Übrigens, der globale KI-Wettbewerb hängt auch entscheidend von Stromkapazität ab. Hier hat China sich einen substanziellen Vorsprung gegenüber den USA erarbeitet. Die Überwindung des technologischen Rückstands zu den US High-End Chips wird allerdings nicht dadurch einfacher, wenn chinesische Kunden demnächst wieder vermehrt zu H20 greifen. Allerdings berichteten Taiwans Medien am 19. Juli, dass NVIDIA so viele H20 gar nicht liefern können. Denn auch die H20 werden von TSMC in Taiwan produziert. Nach Trumps Exportverbot im April sei sämtliche frei gewordene Produktionskapazität längst anderweitig vergeben worden, hieß es.   

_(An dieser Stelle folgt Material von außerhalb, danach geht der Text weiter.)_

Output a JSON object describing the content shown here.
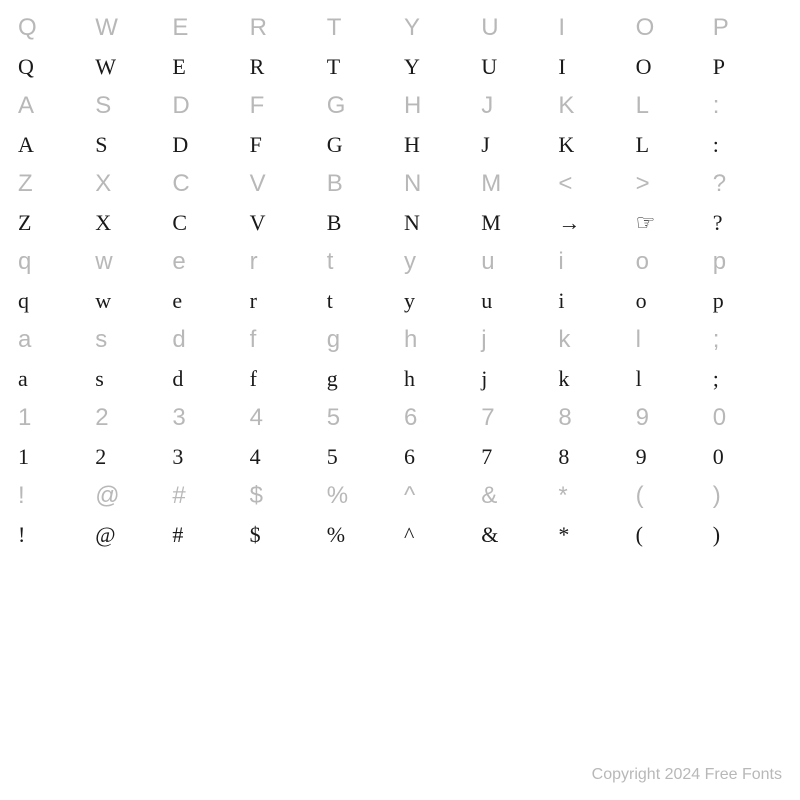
{
  "rows": [
    {
      "type": "ref",
      "cells": [
        "Q",
        "W",
        "E",
        "R",
        "T",
        "Y",
        "U",
        "I",
        "O",
        "P"
      ]
    },
    {
      "type": "sample",
      "cells": [
        "Q",
        "W",
        "E",
        "R",
        "T",
        "Y",
        "U",
        "I",
        "O",
        "P"
      ]
    },
    {
      "type": "ref",
      "cells": [
        "A",
        "S",
        "D",
        "F",
        "G",
        "H",
        "J",
        "K",
        "L",
        ":"
      ]
    },
    {
      "type": "sample",
      "cells": [
        "A",
        "S",
        "D",
        "F",
        "G",
        "H",
        "J",
        "K",
        "L",
        ":"
      ]
    },
    {
      "type": "ref",
      "cells": [
        "Z",
        "X",
        "C",
        "V",
        "B",
        "N",
        "M",
        "<",
        ">",
        "?"
      ]
    },
    {
      "type": "sample",
      "cells": [
        "Z",
        "X",
        "C",
        "V",
        "B",
        "N",
        "M",
        "→",
        "☞",
        "?"
      ]
    },
    {
      "type": "ref",
      "cells": [
        "q",
        "w",
        "e",
        "r",
        "t",
        "y",
        "u",
        "i",
        "o",
        "p"
      ]
    },
    {
      "type": "sample",
      "cells": [
        "q",
        "w",
        "e",
        "r",
        "t",
        "y",
        "u",
        "i",
        "o",
        "p"
      ]
    },
    {
      "type": "ref",
      "cells": [
        "a",
        "s",
        "d",
        "f",
        "g",
        "h",
        "j",
        "k",
        "l",
        ";"
      ]
    },
    {
      "type": "sample",
      "cells": [
        "a",
        "s",
        "d",
        "f",
        "g",
        "h",
        "j",
        "k",
        "l",
        ";"
      ]
    },
    {
      "type": "ref",
      "cells": [
        "1",
        "2",
        "3",
        "4",
        "5",
        "6",
        "7",
        "8",
        "9",
        "0"
      ]
    },
    {
      "type": "sample",
      "cells": [
        "1",
        "2",
        "3",
        "4",
        "5",
        "6",
        "7",
        "8",
        "9",
        "0"
      ]
    },
    {
      "type": "ref",
      "cells": [
        "!",
        "@",
        "#",
        "$",
        "%",
        "^",
        "&",
        "*",
        "(",
        ")"
      ]
    },
    {
      "type": "sample",
      "cells": [
        "!",
        "@",
        "#",
        "$",
        "%",
        "^",
        "&",
        "*",
        "(",
        ")"
      ]
    }
  ],
  "colors": {
    "ref": "#b8b8b8",
    "sample": "#1a1a1a",
    "background": "#ffffff"
  },
  "fontsizes": {
    "ref": 24,
    "sample": 22,
    "copyright": 16
  },
  "copyright": "Copyright 2024 Free Fonts"
}
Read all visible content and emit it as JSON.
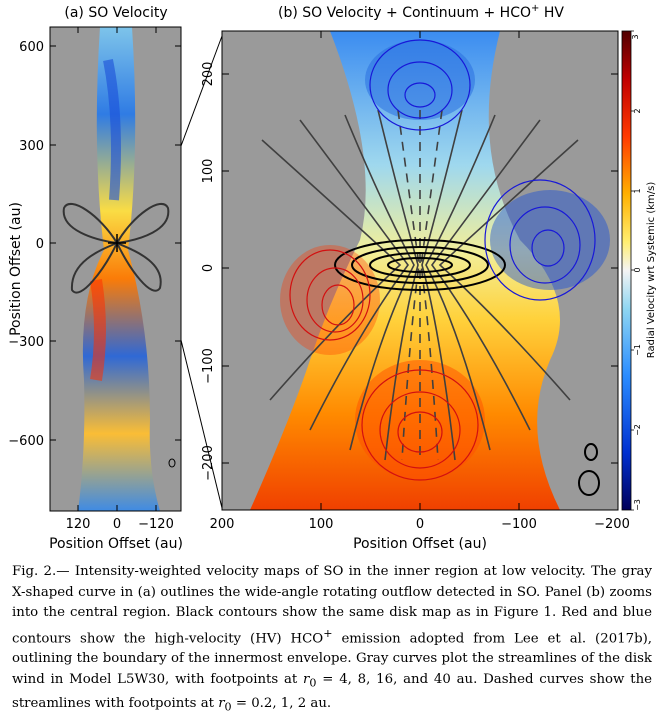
{
  "panel_a": {
    "title": "(a) SO Velocity",
    "y_ticks": [
      "600",
      "300",
      "0",
      "−300",
      "−600"
    ],
    "x_ticks": [
      "120",
      "0",
      "−120"
    ],
    "ylabel": "Position Offset (au)",
    "xlabel": "Position Offset (au)"
  },
  "panel_b": {
    "title_pre": "(b) SO Velocity + Continuum + HCO",
    "title_sup": "+",
    "title_post": " HV",
    "y_ticks": [
      "200",
      "100",
      "0",
      "−100",
      "−200"
    ],
    "x_ticks": [
      "200",
      "100",
      "0",
      "−100",
      "−200"
    ],
    "xlabel": "Position Offset (au)"
  },
  "colorbar": {
    "label": "Radial Velocity wrt Systemic (km/s)",
    "ticks": [
      "3",
      "2",
      "1",
      "0",
      "−1",
      "−2",
      "−3"
    ],
    "range": [
      -3,
      3
    ],
    "colors": [
      "#00005a",
      "#0030d0",
      "#2a8cff",
      "#8fd6f2",
      "#f4f4f4",
      "#ffee70",
      "#ffb000",
      "#ff3a00",
      "#c00000",
      "#500000"
    ]
  },
  "caption": {
    "fig": "Fig. 2.—",
    "part1": " Intensity-weighted velocity maps of SO in the inner region at low velocity. The gray X-shaped curve in (a) outlines the wide-angle rotating outflow detected in SO. Panel (b) zooms into the central region. Black contours show the same disk map as in Figure 1. Red and blue contours show the high-velocity (HV) HCO",
    "sup": "+",
    "part2": " emission adopted from Lee et al. (2017b), outlining the boundary of the innermost envelope. Gray curves plot the streamlines of the disk wind in Model L5W30, with footpoints at ",
    "r0a": "r",
    "r0a_sub": "0",
    "part3": " = 4, 8, 16, and 40 au. Dashed curves show the streamlines with footpoints at ",
    "r0b": "r",
    "r0b_sub": "0",
    "part4": " = 0.2, 1, 2 au."
  }
}
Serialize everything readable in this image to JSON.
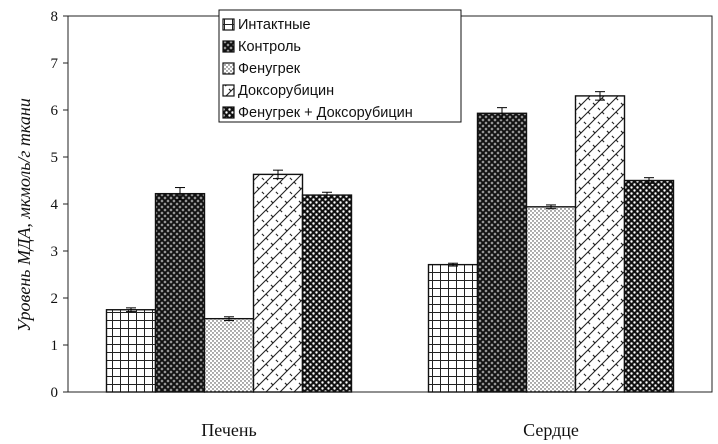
{
  "chart_data": {
    "type": "bar",
    "title": "",
    "xlabel": "",
    "ylabel": "Уровень МДА, мкмоль/г ткани",
    "ylim": [
      0,
      8
    ],
    "yticks": [
      0,
      1,
      2,
      3,
      4,
      5,
      6,
      7,
      8
    ],
    "grid": false,
    "legend_position": "top-center",
    "categories": [
      "Печень",
      "Сердце"
    ],
    "series": [
      {
        "name": "Интактные",
        "values": [
          1.75,
          2.71
        ],
        "errors": [
          0.04,
          0.03
        ],
        "pattern": "grid"
      },
      {
        "name": "Контроль",
        "values": [
          4.22,
          5.93
        ],
        "errors": [
          0.13,
          0.12
        ],
        "pattern": "dense-crosshatch"
      },
      {
        "name": "Фенугрек",
        "values": [
          1.56,
          3.94
        ],
        "errors": [
          0.04,
          0.04
        ],
        "pattern": "dots"
      },
      {
        "name": "Доксорубицин",
        "values": [
          4.63,
          6.3
        ],
        "errors": [
          0.09,
          0.09
        ],
        "pattern": "wave"
      },
      {
        "name": "Фенугрек + Доксорубицин",
        "values": [
          4.19,
          4.5
        ],
        "errors": [
          0.06,
          0.06
        ],
        "pattern": "dark-dots"
      }
    ]
  }
}
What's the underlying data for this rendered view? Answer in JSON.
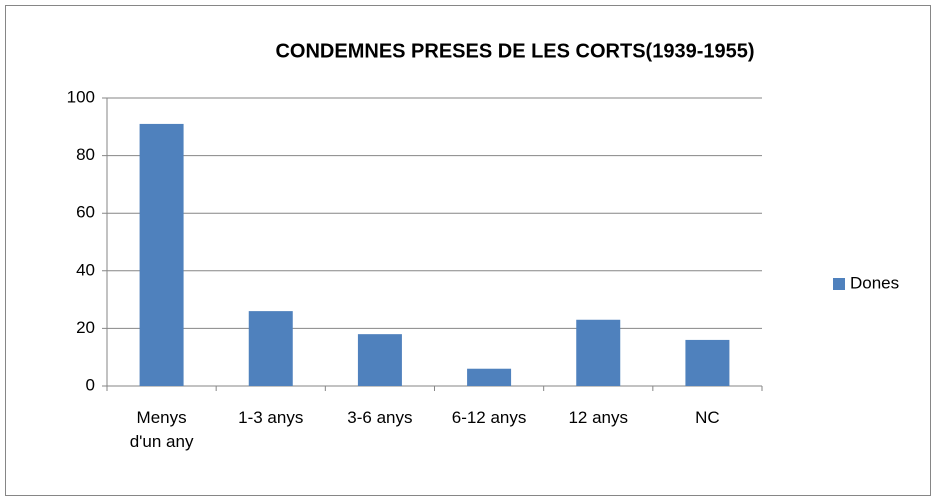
{
  "chart_data": {
    "type": "bar",
    "title": "CONDEMNES PRESES DE LES CORTS(1939-1955)",
    "categories": [
      "Menys d'un any",
      "1-3 anys",
      "3-6 anys",
      "6-12 anys",
      "12 anys",
      "NC"
    ],
    "series": [
      {
        "name": "Dones",
        "color": "#4f81bd",
        "values": [
          91,
          26,
          18,
          6,
          23,
          16
        ]
      }
    ],
    "ylim": [
      0,
      100
    ],
    "yticks": [
      0,
      20,
      40,
      60,
      80,
      100
    ],
    "grid": true,
    "legend": "right"
  }
}
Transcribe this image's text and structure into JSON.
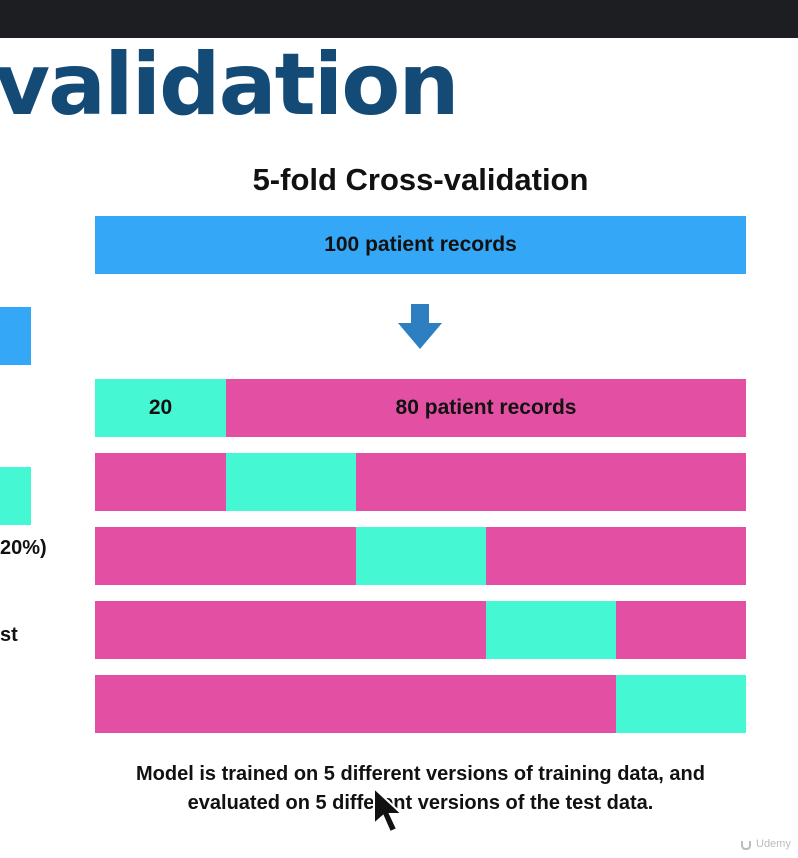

Unter all den Einwänden gegen den H20-Import fiel in China monatelang nirgends das Wort „Sicherheitsrisiko“. Bis zum 21. Juli. Jensen Huang war gerade abgereist. Dann meldete sich das Nationale Sicherheitsministerium über seinen offiziellen Weibo-Kanal mit einer später landesweit verbreiteten Warnung zu Wort: Ausländische Chips könnten „Hintertüren“ enthalten und ein ernstes Sicherheitsrisiko darstellen. Namen oder konkrete Fälle wurden nicht genannt. „Was für einen Zufall,“ kommentierten etliche Online-Nutzer. „Eine überfällige kalte Dusche,“ schrieben die anderen. 

Jensen Huangs Gegner sitzen jedoch nicht allein in China. Ein Tag später, am 22. Juli, veröffentlichte die New York Times an prominenter Stelle einen Podcast mit dem Titel: “Why Trump Just Gave China the Keys to A.I.’s Future”. Anlass der recht einseitigen Kritik, die wie erwartet in Washington parteiübergreifenden Applaus bekam: die Freigabe von H20.

Jensen Huang hat also eindrucksvoll eine Runde gewonnen. Es war allerdings ein Sieg in der großen geopolitischen Zwickmühle.